Шрифт:
Интервал:
Закладка:
Наш Зубатик сидел в своих ореховых апартаментах, увешанных лозунгами-плакатами, и лакомился свежими ягодами. Перед ним на письменном столе была поставлена целая кастрюлька южной черешни. Косточки вождь аккуратно сплевывал в кулек, свернутый из нашей же партийной прессы. У Зубатика был какой-то бзик насчет ягод и фруктов: он на серьезе убеждал меня, будто в них — самые главные полезные витамины, а в остальной еде — неглавные и неполезные. Генсек трогательно заботился о своем здоровье, рассчитывая прожить лет до ста на благо народа. «Приятного аппетита», — поздоровался я, входя. Отработанным жестом вождь быстро отодвинул кастрюльку, придвинул к себе лежащую поблизости высокую стопу пыльных журналов с закладками и лишь потом поднял на меня усталые глаза. «А-а, это ты, товарищ Сыроежкин», — с облегчением произнес он, после чего совершил на столе обратную перестановку.
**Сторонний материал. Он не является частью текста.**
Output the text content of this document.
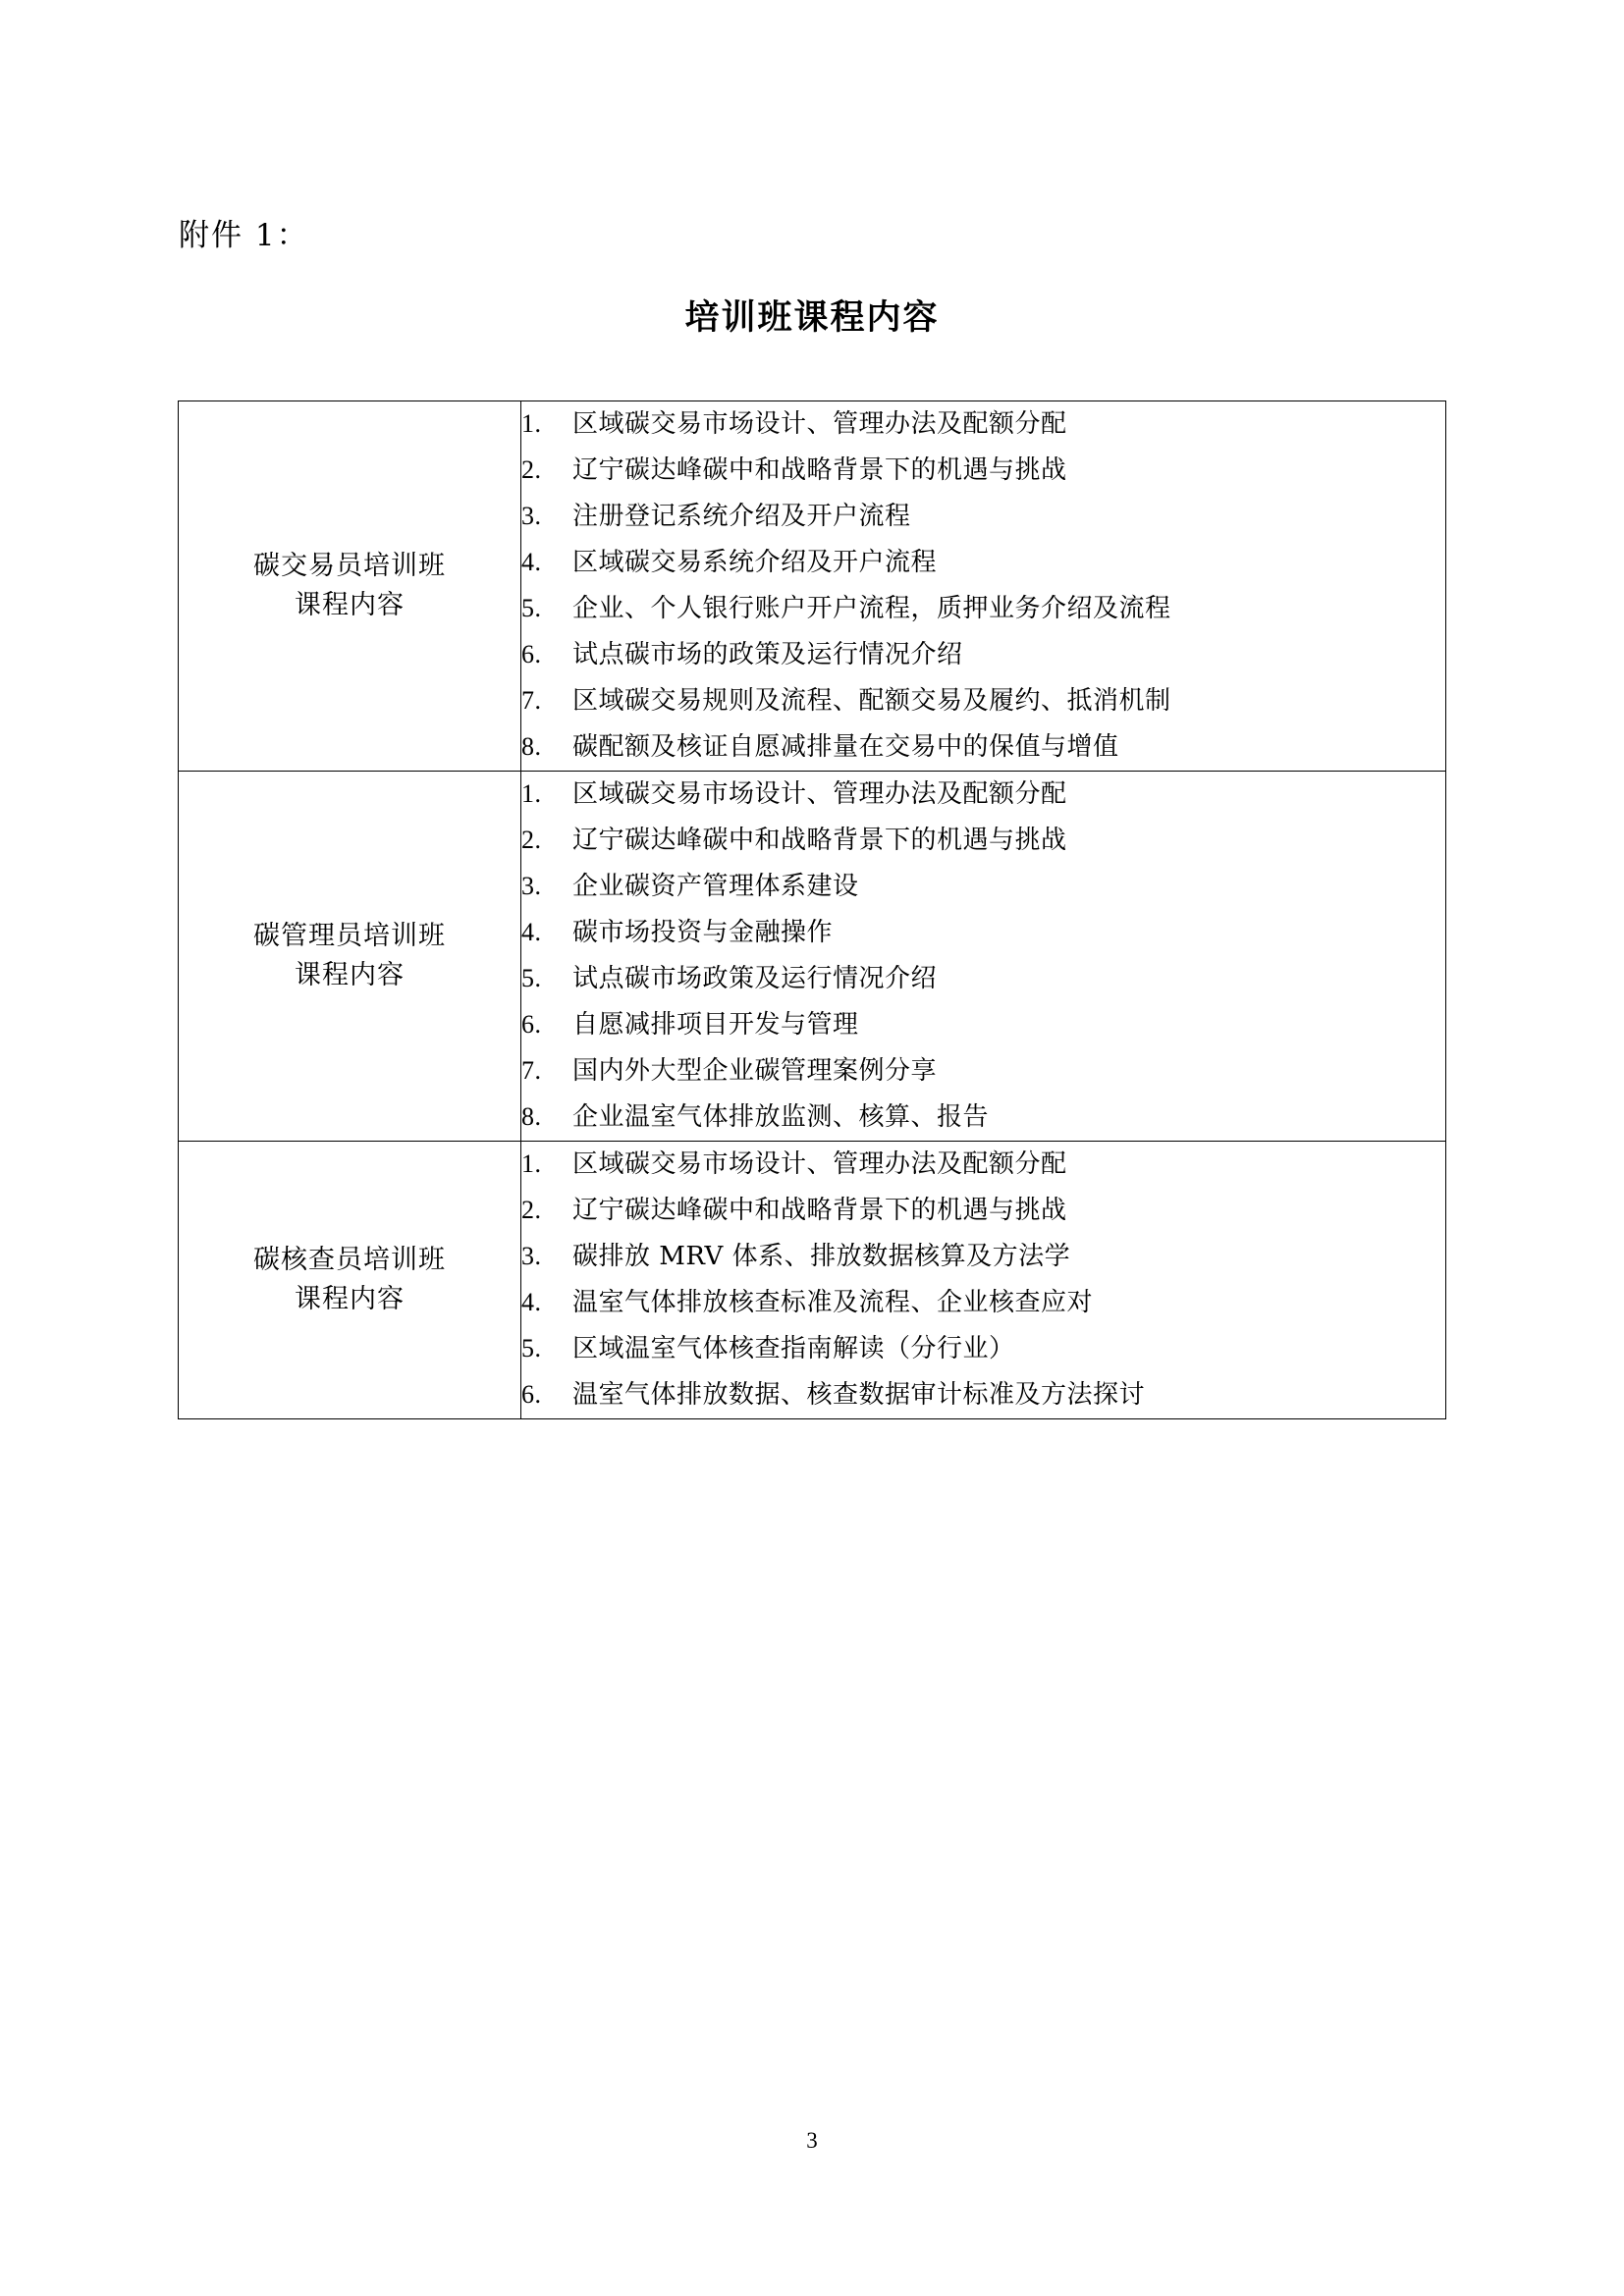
附件 1：
培训班课程内容
碳交易员培训班
课程内容

1.	区域碳交易市场设计、管理办法及配额分配
2.	辽宁碳达峰碳中和战略背景下的机遇与挑战
3.	注册登记系统介绍及开户流程
4.	区域碳交易系统介绍及开户流程
5.	企业、个人银行账户开户流程，质押业务介绍及流程
6.	试点碳市场的政策及运行情况介绍
7.	区域碳交易规则及流程、配额交易及履约、抵消机制
8.	碳配额及核证自愿减排量在交易中的保值与增值

碳管理员培训班
课程内容

1.	区域碳交易市场设计、管理办法及配额分配
2.	辽宁碳达峰碳中和战略背景下的机遇与挑战
3.	企业碳资产管理体系建设
4.	碳市场投资与金融操作
5.	试点碳市场政策及运行情况介绍
6.	自愿减排项目开发与管理
7.	国内外大型企业碳管理案例分享
8.	企业温室气体排放监测、核算、报告

碳核查员培训班
课程内容

1.	区域碳交易市场设计、管理办法及配额分配
2.	辽宁碳达峰碳中和战略背景下的机遇与挑战
3.	碳排放 MRV 体系、排放数据核算及方法学
4.	温室气体排放核查标准及流程、企业核查应对
5.	区域温室气体核查指南解读（分行业）
6.	温室气体排放数据、核查数据审计标准及方法探讨
3
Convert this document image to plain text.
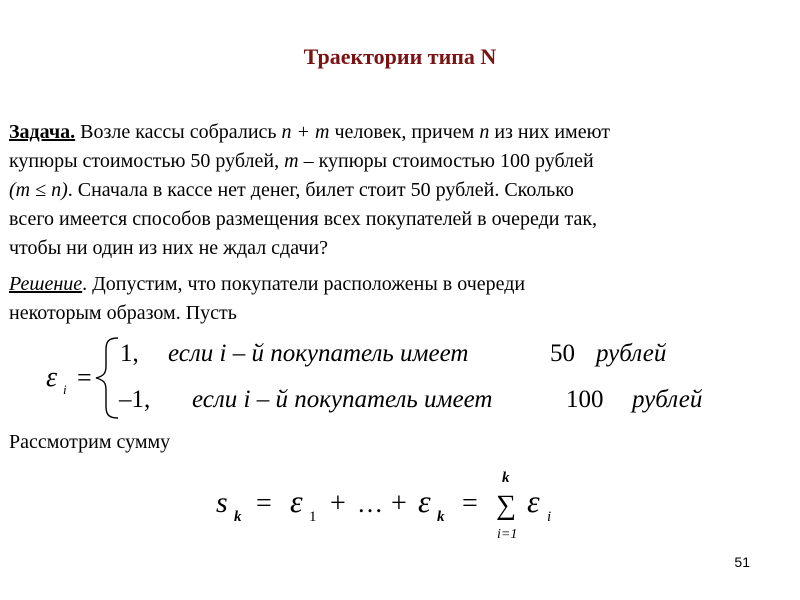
Траектории типа N
Задача. Возле кассы собрались n + m человек, причем n из них имеют
купюры стоимостью 50 рублей, m – купюры стоимостью 100 рублей
(m ≤ n). Сначала в кассе нет денег, билет стоит 50 рублей. Сколько
всего имеется способов размещения всех покупателей в очереди так,
чтобы ни один из них не ждал сдачи?
Решение. Допустим, что покупатели расположены в очереди
некоторым образом. Пусть
ε i =
1, если i – й покупатель имеет	50 рублей
–1, если i – й покупатель имеет	100 рублей
Рассмотрим сумму
s k = ε 1 + … + ε k =
k
∑
i=1
ε i
51
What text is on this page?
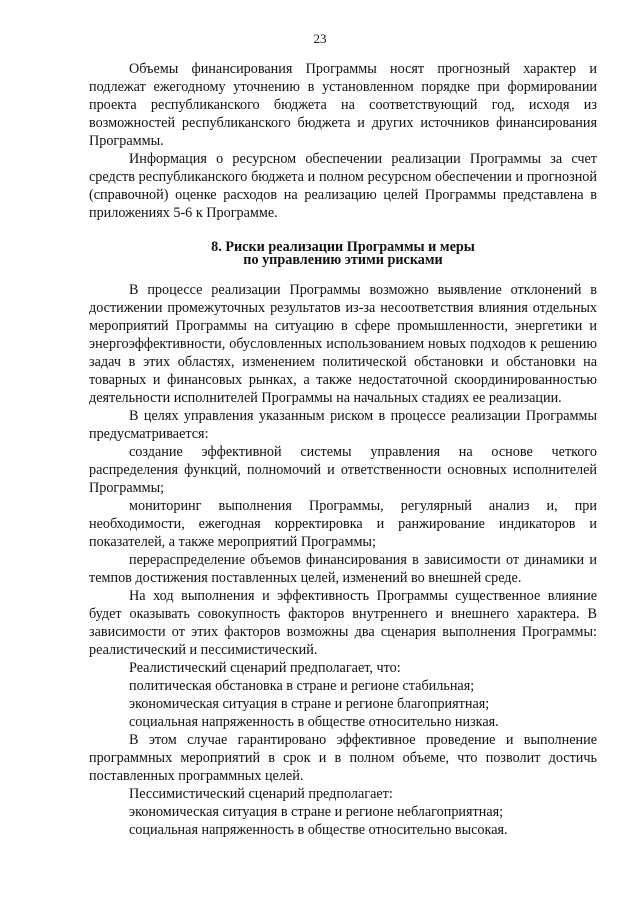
23

Объемы финансирования Программы носят прогнозный характер и подлежат ежегодному уточнению в установленном порядке при формировании проекта республиканского бюджета на соответствующий год, исходя из возможностей республиканского бюджета и других источников финансирования Программы.

Информация о ресурсном обеспечении реализации Программы за счет средств республиканского бюджета и полном ресурсном обеспечении и прогнозной (справочной) оценке расходов на реализацию целей Программы представлена в приложениях 5-6 к Программе.

8. Риски реализации Программы и меры
по управлению этими рисками

В процессе реализации Программы возможно выявление отклонений в достижении промежуточных результатов из-за несоответствия влияния отдельных мероприятий Программы на ситуацию в сфере промышленности, энергетики и энергоэффективности, обусловленных использованием новых подходов к решению задач в этих областях, изменением политической обстановки и обстановки на товарных и финансовых рынках, а также недостаточной скоординированностью деятельности исполнителей Программы на начальных стадиях ее реализации.

В целях управления указанным риском в процессе реализации Программы предусматривается:

создание эффективной системы управления на основе четкого распределения функций, полномочий и ответственности основных исполнителей Программы;

мониторинг выполнения Программы, регулярный анализ и, при необходимости, ежегодная корректировка и ранжирование индикаторов и показателей, а также мероприятий Программы;

перераспределение объемов финансирования в зависимости от динамики и темпов достижения поставленных целей, изменений во внешней среде.

На ход выполнения и эффективность Программы существенное влияние будет оказывать совокупность факторов внутреннего и внешнего характера. В зависимости от этих факторов возможны два сценария выполнения Программы: реалистический и пессимистический.

Реалистический сценарий предполагает, что:

политическая обстановка в стране и регионе стабильная;

экономическая ситуация в стране и регионе благоприятная;

социальная напряженность в обществе относительно низкая.

В этом случае гарантировано эффективное проведение и выполнение программных мероприятий в срок и в полном объеме, что позволит достичь поставленных программных целей.

Пессимистический сценарий предполагает:

экономическая ситуация в стране и регионе неблагоприятная;

социальная напряженность в обществе относительно высокая.
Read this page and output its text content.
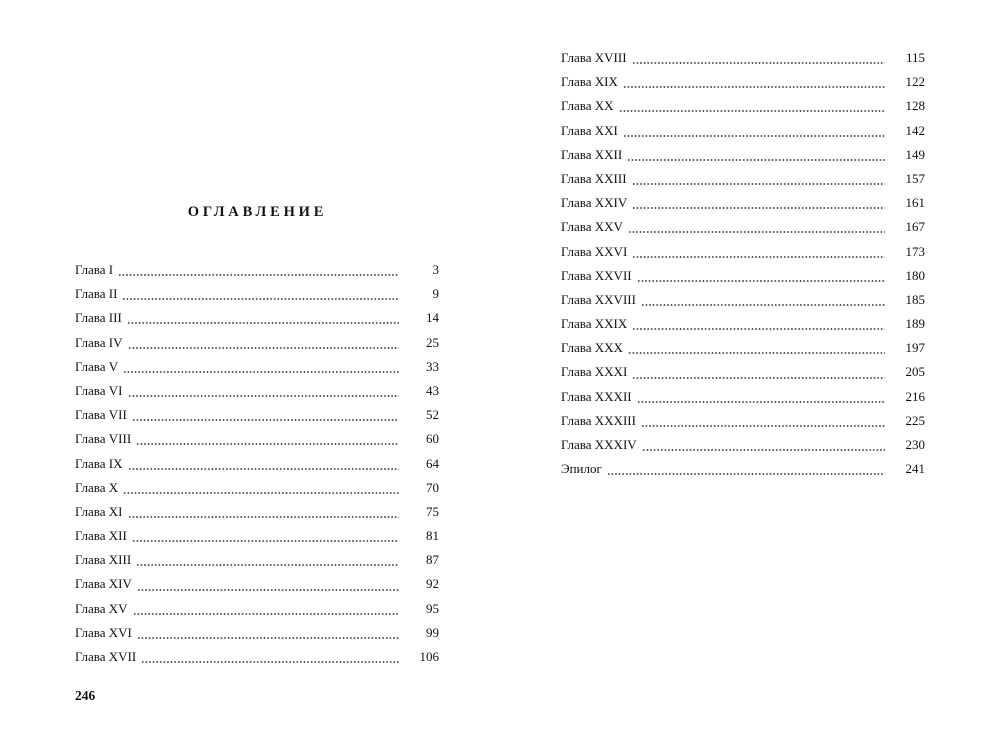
ОГЛАВЛЕНИЕ
Глава I	3
Глава II	9
Глава III	14
Глава IV	25
Глава V	33
Глава VI	43
Глава VII	52
Глава VIII	60
Глава IX	64
Глава X	70
Глава XI	75
Глава XII	81
Глава XIII	87
Глава XIV	92
Глава XV	95
Глава XVI	99
Глава XVII	106
246
Глава XVIII	115
Глава XIX	122
Глава XX	128
Глава XXI	142
Глава XXII	149
Глава XXIII	157
Глава XXIV	161
Глава XXV	167
Глава XXVI	173
Глава XXVII	180
Глава XXVIII	185
Глава XXIX	189
Глава XXX	197
Глава XXXI	205
Глава XXXII	216
Глава XXXIII	225
Глава XXXIV	230
Эпилог	241
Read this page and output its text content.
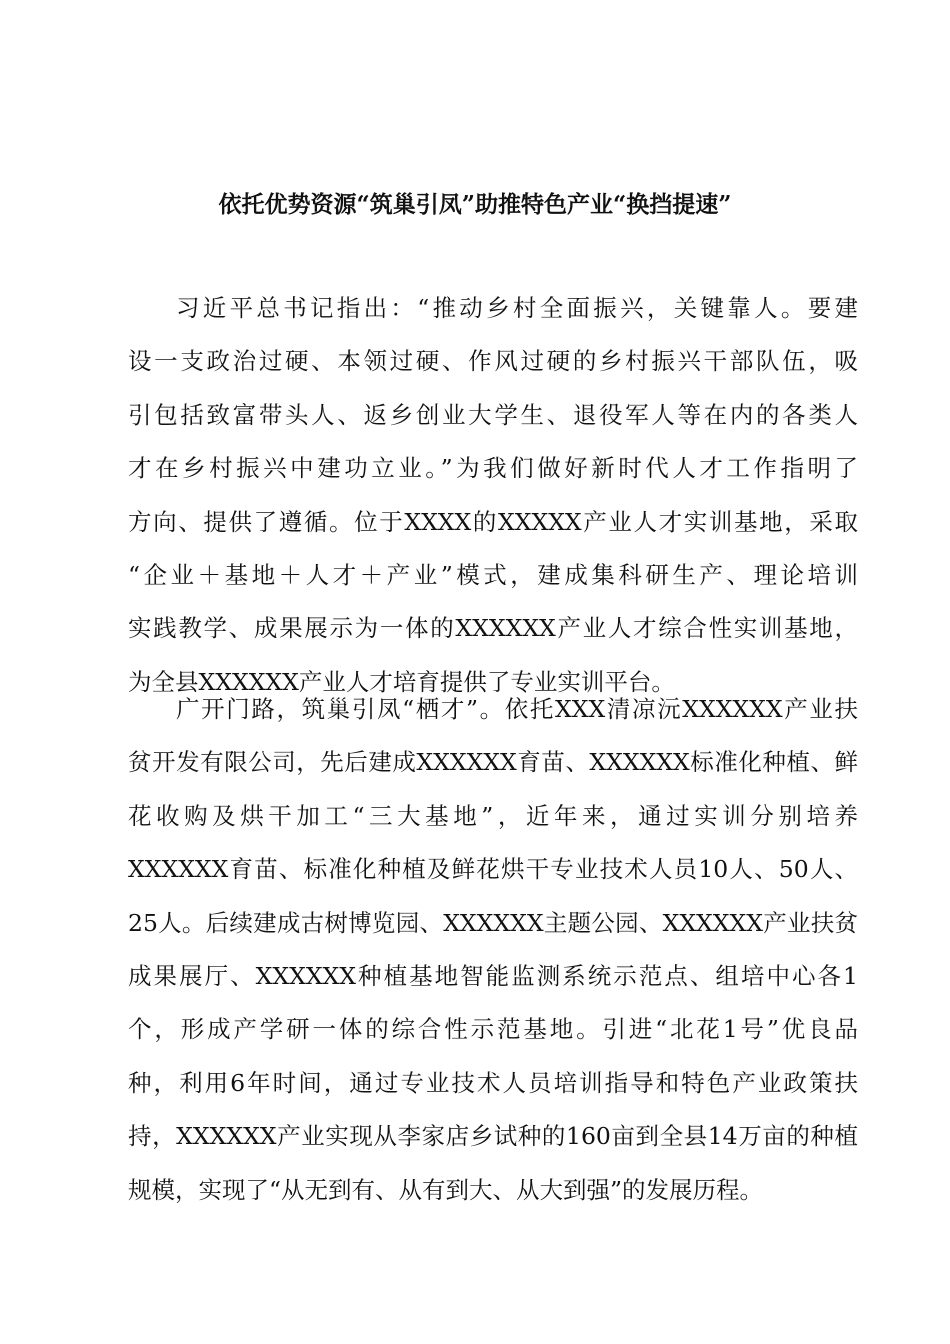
依托优势资源“筑巢引凤”助推特色产业“换挡提速”
习近平总书记指出：“推动乡村全面振兴，关键靠人。要建
设一支政治过硬、本领过硬、作风过硬的乡村振兴干部队伍，吸
引包括致富带头人、返乡创业大学生、退役军人等在内的各类人
才在乡村振兴中建功立业。”为我们做好新时代人才工作指明了
方向、提供了遵循。位于XXXX的XXXXX产业人才实训基地，采取
“企业＋基地＋人才＋产业”模式，建成集科研生产、理论培训
实践教学、成果展示为一体的XXXXXX产业人才综合性实训基地，
为全县XXXXXX产业人才培育提供了专业实训平台。
广开门路，筑巢引凤“栖才”。依托XXX清凉沅XXXXXX产业扶
贫开发有限公司，先后建成XXXXXX育苗、XXXXXX标准化种植、鲜
花收购及烘干加工“三大基地”，近年来，通过实训分别培养
XXXXXX育苗、标准化种植及鲜花烘干专业技术人员10人、50人、
25人。后续建成古树博览园、XXXXXX主题公园、XXXXXX产业扶贫
成果展厅、XXXXXX种植基地智能监测系统示范点、组培中心各1
个，形成产学研一体的综合性示范基地。引进“北花1号”优良品
种，利用6年时间，通过专业技术人员培训指导和特色产业政策扶
持，XXXXXX产业实现从李家店乡试种的160亩到全县14万亩的种植
规模，实现了“从无到有、从有到大、从大到强”的发展历程。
Для широких парт-масс генсек старательно хранил имидж большого ученого. Его докторская по социологии стоила мне три тысячи зеленых, да еще банкет по случаю защиты влетел почти в штуку. Такая же докторская, но по философии, обошлась бы мне дешевле, однако вождь неожиданно уперся: ту диссертацию не желаю брать — и все. Философы-де только объясняют мир, а он, Зубатик, хочет его изменить. Я пожал плечами, отстегнул еще шестьсот баксов и сделал дорогого товарища генсека доктором социологических наук. Пускай, не жалко. Рано или поздно потраченные деньги обязательно принесут мне дивиденд.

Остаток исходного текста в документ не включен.